Maybe they have entered a new geographic or demographic market space, and, once the foundation is laid, that new market will generate a lot of business. Maybe there is just an exceptional combination of wise management moves that are finally going to pay off, big time.

Or maybe not. You will decide on how realistic your borrowers' growth targets are on a case-by-case basis. Some will turn out to be great customers who outperform the surrounding economy. Others, under questioning and analysis, will have to scale back their growth claims, with a corresponding adjustment in any credit you extend to them.

Now, I remind you of all of this because I've become aware of an industry where there seem to be frequent unrealistic growth targets being bandied about, namely:

Our industry, financial services.

As most of my readers know, I spend most of my time on the road interacting with credit staff across the country. I give presentations at conferences, deliver training workshops, consult on processes, and in the midst of all of that, I have hundreds of conversations with all levels of employees, from credit analysts to managers to C-suite players.

And I cannot believe how often these people tell me their institution is aiming for annual growth of 8%, 9%, even 10%. They are telling me they are going to grow at two or three times the rate of the general economy.

Again, maybe you can do it.
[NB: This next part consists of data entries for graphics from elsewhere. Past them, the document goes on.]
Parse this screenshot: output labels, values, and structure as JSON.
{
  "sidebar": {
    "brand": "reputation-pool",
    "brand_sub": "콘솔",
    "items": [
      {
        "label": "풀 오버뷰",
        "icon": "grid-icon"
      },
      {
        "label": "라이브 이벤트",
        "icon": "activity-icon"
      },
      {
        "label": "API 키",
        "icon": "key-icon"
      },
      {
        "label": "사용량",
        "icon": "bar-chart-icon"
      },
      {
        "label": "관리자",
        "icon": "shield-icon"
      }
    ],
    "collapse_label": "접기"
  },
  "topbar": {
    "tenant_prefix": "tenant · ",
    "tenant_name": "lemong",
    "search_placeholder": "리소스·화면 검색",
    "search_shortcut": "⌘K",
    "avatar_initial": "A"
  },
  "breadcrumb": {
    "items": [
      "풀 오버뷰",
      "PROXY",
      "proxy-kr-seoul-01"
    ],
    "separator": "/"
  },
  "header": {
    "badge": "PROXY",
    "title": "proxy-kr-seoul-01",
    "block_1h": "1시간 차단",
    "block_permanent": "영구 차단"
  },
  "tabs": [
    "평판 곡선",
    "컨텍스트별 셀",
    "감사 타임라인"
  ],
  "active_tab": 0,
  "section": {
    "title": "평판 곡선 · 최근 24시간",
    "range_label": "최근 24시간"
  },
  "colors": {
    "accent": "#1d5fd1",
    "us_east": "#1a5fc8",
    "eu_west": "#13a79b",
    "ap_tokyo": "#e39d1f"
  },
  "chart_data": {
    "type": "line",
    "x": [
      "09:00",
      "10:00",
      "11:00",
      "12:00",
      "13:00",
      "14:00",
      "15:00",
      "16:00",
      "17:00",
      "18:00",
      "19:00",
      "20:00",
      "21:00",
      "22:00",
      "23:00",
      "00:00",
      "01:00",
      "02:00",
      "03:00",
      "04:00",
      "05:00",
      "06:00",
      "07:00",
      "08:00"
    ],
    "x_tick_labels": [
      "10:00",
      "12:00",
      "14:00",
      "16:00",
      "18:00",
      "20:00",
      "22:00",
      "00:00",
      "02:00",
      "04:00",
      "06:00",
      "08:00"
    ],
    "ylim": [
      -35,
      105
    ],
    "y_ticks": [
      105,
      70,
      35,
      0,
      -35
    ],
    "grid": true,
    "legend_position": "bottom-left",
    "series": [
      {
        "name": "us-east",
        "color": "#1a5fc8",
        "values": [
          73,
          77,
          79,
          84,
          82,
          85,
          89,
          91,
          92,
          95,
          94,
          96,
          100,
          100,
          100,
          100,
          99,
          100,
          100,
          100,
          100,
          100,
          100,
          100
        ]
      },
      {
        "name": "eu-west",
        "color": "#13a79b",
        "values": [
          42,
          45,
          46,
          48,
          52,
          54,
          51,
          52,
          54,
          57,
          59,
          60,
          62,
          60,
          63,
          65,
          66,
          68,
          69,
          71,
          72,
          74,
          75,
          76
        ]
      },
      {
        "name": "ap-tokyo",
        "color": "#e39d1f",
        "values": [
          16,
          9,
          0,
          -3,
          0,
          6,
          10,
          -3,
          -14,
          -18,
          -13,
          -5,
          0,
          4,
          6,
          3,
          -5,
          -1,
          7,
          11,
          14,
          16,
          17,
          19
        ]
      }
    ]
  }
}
But I would want to hear a pretty good story about just how you are going to do that before I believe it.

After all, product innovation is hard in our industry. That's partly because the main options are more or less set, and partly because regulatory and litigative constraints make it hard to create truly new credit products.

Sometimes mergers and acquisitions may help. But in the short-term, they often bring unexpected costs and disappointingly slow adjustments before the expected benefits are seen.

Ambitious targets sound nice when you are talking to investors, of course. But missed targets don't sound at all nice to these same people. And unrealistic goals can be a real drain on employee morale, as most of the staff in the trenches can tell the difference between a realistic target and a pie-in-the-sky delusion.

You are accustomed to analyzing the growth goals set by your customers. You prefer smaller numbers that can actually be achieved over larger, dazzling targets that are never going to be hit.

Take the same objective, realistic approach to your own goals. Actually hitting targets, instead of making excuses for missing them, is good for your staff, good for your reputation, and good for your long term business.